Outbound rule requirement: If your App Service or AKS uses VNet integration, confirm the NSG on the subnet allows outbound HTTPS (port 443) to your private endpoint subnet. Missing this rule causes silent failures — the TCP handshake never completes but no useful error is logged.


Choosing the Right Topology

RequirementDirect APIAPIM GatewayPrivate VNet
Fastest to deploy
Per-app rate limiting
Cost allocation per team
Multi-region failover
No public internet
Compliance / regulated
Shared capacity management
Monthly cost overheadNone$50–300VNet + PE costs

Decision tree:

  1. Are you in a regulated industry or have public internet restrictions? → Private VNet
  2. Do you have 3+ teams sharing OpenAI capacity? → APIM Gateway
  3. Are you early-stage, single team, moving fast? → Direct API (migrate to APIM when you have 2+ apps)

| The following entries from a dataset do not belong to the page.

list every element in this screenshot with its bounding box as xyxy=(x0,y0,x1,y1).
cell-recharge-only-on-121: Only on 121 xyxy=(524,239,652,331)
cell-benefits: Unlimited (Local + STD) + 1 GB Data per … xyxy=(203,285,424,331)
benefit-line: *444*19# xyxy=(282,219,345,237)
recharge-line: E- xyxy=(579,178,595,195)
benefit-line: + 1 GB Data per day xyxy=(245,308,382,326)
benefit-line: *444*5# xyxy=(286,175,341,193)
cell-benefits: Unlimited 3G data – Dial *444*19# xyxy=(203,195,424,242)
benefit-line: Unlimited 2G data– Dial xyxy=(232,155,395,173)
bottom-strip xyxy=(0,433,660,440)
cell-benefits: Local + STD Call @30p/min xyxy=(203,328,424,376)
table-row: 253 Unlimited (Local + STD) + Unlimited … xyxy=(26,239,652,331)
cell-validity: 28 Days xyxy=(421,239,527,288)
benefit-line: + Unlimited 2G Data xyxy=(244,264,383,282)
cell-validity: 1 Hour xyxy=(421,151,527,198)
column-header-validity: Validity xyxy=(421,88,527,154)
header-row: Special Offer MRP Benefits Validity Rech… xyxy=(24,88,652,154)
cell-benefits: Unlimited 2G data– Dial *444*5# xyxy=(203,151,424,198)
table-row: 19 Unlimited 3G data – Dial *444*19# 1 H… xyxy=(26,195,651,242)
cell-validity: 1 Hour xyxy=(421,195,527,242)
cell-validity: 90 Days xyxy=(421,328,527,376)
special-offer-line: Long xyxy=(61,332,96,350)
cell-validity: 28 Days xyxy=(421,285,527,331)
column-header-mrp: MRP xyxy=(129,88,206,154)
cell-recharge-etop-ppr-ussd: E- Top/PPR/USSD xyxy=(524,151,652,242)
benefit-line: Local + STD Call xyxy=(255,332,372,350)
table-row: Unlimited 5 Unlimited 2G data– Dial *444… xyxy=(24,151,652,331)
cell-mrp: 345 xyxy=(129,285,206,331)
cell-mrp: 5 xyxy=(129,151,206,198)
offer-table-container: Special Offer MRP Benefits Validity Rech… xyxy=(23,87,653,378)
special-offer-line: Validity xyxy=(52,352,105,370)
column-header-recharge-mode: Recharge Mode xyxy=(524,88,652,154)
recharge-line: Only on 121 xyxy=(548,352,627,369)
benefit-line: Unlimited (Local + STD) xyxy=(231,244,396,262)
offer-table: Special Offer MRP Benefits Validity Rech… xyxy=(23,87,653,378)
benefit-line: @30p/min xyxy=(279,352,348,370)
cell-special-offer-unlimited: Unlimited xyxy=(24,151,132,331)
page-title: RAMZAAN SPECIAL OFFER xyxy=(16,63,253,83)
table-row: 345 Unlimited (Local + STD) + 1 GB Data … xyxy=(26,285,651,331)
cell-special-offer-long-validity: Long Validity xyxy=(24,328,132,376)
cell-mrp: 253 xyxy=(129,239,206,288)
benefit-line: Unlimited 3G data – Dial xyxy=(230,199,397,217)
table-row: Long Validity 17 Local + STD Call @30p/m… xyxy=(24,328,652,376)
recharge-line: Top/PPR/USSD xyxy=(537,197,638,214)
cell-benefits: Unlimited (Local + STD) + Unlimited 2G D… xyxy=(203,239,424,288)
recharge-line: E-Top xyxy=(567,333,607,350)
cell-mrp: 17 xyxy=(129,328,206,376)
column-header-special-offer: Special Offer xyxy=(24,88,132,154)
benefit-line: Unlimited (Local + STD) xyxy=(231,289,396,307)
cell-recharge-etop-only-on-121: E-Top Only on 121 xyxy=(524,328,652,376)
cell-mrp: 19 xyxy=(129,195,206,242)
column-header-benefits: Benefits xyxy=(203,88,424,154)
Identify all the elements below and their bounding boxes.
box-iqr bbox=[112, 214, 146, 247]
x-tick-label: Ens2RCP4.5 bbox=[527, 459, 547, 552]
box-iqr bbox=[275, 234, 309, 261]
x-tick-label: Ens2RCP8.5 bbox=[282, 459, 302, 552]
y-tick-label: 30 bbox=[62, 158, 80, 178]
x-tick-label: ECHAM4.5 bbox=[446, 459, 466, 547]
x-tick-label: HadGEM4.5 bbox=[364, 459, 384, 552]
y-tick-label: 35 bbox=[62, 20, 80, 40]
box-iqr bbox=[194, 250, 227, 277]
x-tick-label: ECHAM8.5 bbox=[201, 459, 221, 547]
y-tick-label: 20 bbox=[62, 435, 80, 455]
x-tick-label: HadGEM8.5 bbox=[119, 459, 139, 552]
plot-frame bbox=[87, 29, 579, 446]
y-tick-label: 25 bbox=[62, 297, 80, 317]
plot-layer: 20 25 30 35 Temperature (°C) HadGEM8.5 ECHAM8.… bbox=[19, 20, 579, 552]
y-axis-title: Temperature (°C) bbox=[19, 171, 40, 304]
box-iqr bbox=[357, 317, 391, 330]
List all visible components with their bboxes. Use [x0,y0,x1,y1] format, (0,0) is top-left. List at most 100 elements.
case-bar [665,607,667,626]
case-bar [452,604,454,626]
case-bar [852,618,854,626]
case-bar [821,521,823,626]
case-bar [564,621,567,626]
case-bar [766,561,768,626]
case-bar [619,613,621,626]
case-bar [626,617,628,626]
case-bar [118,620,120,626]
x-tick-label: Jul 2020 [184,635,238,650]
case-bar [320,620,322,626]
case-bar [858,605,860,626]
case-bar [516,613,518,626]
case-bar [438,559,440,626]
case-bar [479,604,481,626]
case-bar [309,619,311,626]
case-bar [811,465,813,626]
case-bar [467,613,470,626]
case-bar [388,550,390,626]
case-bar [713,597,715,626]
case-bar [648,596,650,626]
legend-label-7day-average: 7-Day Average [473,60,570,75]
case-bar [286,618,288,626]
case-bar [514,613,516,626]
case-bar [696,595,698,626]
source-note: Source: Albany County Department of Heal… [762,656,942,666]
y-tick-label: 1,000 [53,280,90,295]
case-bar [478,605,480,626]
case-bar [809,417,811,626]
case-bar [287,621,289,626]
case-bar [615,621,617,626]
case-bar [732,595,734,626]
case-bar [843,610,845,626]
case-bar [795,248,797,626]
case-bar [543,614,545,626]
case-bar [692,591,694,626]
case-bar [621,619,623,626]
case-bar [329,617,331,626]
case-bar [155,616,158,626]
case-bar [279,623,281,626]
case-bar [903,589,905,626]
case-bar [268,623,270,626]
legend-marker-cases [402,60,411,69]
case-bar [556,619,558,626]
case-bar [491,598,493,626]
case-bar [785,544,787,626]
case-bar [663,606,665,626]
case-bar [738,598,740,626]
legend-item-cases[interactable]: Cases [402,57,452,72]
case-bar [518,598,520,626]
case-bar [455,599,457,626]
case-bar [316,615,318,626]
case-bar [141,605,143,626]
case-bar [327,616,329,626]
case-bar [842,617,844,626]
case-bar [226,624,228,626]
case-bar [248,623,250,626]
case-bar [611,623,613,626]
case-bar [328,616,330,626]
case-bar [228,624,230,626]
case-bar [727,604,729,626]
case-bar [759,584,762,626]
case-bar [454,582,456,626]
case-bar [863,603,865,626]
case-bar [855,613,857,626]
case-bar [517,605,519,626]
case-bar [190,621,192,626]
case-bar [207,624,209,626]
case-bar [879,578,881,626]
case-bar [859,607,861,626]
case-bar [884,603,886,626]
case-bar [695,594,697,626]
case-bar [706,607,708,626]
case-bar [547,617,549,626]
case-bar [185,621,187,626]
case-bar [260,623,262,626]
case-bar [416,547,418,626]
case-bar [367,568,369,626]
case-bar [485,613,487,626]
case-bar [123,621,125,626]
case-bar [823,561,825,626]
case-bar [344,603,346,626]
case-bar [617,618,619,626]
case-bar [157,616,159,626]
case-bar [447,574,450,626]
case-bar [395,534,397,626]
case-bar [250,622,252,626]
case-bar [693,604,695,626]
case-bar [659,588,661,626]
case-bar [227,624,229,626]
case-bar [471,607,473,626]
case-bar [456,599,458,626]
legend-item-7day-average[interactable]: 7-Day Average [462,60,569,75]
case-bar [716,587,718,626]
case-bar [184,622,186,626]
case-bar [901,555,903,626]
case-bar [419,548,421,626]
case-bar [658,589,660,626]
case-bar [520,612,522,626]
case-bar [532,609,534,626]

Most enterprise deployments end up at Topology 3 overlaid with Topology 2 — APIM deployed inside the VNet, sitting in front of private endpoints. You get rate limiting, logging, and failover — all without any public internet exposure.


What to Do Next

If you're on Direct API today and want to migrate to APIM without breaking existing apps:

  1. Deploy APIM with the same backend (your existing OpenAI endpoint)
  2. Update one app to point at APIM instead of OpenAI directly
  3. Validate behavior and logs
  4. Migrate remaining apps one at a time
  5. Revoke direct API keys once all apps route through APIM

The migration takes a day. The operational improvements last years.